Keytab-based initiator creds design

[Sam Hartman]

>>>>> "Greg" == Greg Hudson <ghudson at MIT.EDU> writes:

    Greg> I misunderstood Nico's proposal.  It's a little simpler and much more
    Greg> collection-friendly than I had thought.  Let me try to summarize
    Greg> again:

    Greg> 1. In krb5_get_credentials/krb5_tkt_creds, if we can't get a TGT from
    Greg> the default ccache [collection], then we try to get a TGT using the
    Greg> per-user default keytab, using the per-user keytab's default principal
    Greg> if no client principal is known, storing the result in the default
    Greg> ccache [collection].  Note that we do NOT use the system default
    Greg> keytab for this.  (There would also need to be changes in
    Greg> gss_acquire_creds for this.)

Presumably we also need to work through the cases where cc_select or the
application gives us a principal to use.


we also need to discuss auto-renewal.
Once we start talking about cc_select and  application-supplied
identity, we need to ask what happens when the default ccache cannot
store multiple principals and it already has some tickets.
Nico's proposal to me over the phone is that you fail in that case just
as you do now.


    Greg> 2. In krb5_rd_req with no keytab, use the per-user default keytab if
    Greg> it exists, and the system default keytab otherwise.  (There would also
    Greg> need to be changes in gss_acquire_creds for this.)
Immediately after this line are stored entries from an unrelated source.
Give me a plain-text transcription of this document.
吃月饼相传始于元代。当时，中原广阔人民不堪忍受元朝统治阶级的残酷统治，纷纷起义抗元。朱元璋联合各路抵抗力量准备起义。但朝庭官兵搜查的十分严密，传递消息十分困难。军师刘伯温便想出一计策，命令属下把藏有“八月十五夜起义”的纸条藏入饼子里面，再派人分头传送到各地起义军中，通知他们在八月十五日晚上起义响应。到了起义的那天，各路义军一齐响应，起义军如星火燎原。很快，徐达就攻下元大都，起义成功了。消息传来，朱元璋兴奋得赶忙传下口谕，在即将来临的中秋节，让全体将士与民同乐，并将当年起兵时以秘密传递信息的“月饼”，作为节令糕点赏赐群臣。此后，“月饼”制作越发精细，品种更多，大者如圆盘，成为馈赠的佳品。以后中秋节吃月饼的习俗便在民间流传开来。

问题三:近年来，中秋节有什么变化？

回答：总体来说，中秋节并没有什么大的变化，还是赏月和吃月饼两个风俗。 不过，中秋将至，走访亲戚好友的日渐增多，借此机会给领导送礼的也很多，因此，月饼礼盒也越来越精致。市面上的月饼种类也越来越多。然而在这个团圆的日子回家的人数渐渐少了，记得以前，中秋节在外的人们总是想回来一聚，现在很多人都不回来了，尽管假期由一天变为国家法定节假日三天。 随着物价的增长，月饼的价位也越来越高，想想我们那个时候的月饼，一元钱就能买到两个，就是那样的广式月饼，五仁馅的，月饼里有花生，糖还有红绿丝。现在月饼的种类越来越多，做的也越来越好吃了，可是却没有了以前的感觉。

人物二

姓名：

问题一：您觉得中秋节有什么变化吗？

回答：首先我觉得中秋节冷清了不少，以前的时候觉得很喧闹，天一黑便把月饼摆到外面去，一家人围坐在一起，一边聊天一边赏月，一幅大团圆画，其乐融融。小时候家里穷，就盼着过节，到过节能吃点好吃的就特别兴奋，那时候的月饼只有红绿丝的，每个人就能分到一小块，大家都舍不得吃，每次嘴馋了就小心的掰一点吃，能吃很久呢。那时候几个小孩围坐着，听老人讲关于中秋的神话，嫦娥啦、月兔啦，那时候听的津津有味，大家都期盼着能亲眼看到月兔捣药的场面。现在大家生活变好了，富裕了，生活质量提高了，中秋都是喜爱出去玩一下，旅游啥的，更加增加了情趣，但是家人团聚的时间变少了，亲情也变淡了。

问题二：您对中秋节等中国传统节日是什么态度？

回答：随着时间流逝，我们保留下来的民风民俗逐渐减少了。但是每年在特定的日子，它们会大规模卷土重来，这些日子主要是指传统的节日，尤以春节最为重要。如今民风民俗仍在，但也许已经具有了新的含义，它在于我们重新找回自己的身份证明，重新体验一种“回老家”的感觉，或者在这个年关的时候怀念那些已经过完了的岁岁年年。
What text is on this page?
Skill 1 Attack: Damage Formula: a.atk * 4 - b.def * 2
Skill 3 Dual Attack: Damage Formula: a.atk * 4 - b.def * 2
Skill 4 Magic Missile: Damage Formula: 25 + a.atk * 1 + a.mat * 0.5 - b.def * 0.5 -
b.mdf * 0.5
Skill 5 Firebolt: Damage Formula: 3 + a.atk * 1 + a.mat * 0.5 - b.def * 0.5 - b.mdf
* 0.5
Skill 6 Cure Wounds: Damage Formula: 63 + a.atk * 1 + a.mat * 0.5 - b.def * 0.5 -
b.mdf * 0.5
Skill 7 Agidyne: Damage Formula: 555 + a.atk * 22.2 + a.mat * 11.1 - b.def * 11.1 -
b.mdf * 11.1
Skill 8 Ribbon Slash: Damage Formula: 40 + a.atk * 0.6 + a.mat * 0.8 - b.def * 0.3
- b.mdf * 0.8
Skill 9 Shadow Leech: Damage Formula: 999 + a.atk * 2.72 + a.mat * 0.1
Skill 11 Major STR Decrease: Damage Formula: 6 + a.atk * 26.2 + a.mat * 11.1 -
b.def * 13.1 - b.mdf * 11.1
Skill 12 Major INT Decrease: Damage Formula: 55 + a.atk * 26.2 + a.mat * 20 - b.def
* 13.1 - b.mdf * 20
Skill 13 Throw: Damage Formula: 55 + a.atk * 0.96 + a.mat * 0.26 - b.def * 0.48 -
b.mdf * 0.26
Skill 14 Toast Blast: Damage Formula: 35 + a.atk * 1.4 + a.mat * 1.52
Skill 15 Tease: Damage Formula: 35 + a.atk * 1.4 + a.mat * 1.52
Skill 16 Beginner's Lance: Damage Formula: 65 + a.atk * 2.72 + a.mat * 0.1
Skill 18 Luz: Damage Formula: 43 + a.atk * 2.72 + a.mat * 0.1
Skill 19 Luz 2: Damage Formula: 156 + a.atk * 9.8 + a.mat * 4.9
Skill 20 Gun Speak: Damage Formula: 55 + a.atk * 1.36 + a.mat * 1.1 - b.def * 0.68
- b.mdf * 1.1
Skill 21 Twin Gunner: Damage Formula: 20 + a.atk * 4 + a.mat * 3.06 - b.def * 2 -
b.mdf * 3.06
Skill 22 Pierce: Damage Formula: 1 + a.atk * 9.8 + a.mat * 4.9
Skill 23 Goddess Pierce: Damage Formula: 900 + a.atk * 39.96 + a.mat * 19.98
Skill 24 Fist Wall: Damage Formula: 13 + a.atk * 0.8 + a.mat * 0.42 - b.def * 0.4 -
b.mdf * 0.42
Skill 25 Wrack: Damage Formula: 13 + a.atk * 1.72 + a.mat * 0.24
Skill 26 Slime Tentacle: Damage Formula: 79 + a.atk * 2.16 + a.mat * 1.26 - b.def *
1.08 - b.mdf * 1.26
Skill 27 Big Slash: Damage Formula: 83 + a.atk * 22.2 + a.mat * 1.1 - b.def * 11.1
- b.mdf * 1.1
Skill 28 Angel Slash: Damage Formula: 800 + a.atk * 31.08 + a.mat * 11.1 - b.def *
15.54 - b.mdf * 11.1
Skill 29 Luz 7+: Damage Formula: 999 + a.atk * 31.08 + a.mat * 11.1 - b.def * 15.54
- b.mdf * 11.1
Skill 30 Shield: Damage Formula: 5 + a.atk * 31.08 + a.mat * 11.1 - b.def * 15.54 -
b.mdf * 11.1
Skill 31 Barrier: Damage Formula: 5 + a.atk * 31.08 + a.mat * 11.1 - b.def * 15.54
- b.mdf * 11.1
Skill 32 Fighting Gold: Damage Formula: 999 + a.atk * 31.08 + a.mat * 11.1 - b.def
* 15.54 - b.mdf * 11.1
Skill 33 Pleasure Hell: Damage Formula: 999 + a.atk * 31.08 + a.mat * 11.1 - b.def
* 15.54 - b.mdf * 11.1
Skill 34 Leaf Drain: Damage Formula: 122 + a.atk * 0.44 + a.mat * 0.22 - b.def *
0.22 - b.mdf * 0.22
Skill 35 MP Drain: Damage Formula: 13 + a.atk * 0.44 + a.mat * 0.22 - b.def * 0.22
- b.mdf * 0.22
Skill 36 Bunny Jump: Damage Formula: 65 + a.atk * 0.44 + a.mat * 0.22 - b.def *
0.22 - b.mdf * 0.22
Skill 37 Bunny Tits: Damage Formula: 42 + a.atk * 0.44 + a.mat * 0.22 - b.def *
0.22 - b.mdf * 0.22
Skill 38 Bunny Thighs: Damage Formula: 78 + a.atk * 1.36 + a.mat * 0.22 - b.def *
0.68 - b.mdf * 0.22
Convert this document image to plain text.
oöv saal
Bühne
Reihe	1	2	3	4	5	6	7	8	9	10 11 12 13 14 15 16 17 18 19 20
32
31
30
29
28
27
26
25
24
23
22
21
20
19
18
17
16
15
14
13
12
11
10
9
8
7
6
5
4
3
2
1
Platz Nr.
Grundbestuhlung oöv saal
I'm not sure how I feel about overloading the per-user initiator keytab
with any conceptual per-user acceptor keytab.
I don't understand why use these keys for services running as x are
particularly corrilated to get tickets automagically for clients running
as x.


    Greg> 3. The default ccache name (currently FILE:/tmp/krb5cc_UID) is
    Greg> augmented to be a search list of parameterized ccache names.

This is the best thing since sliced bread.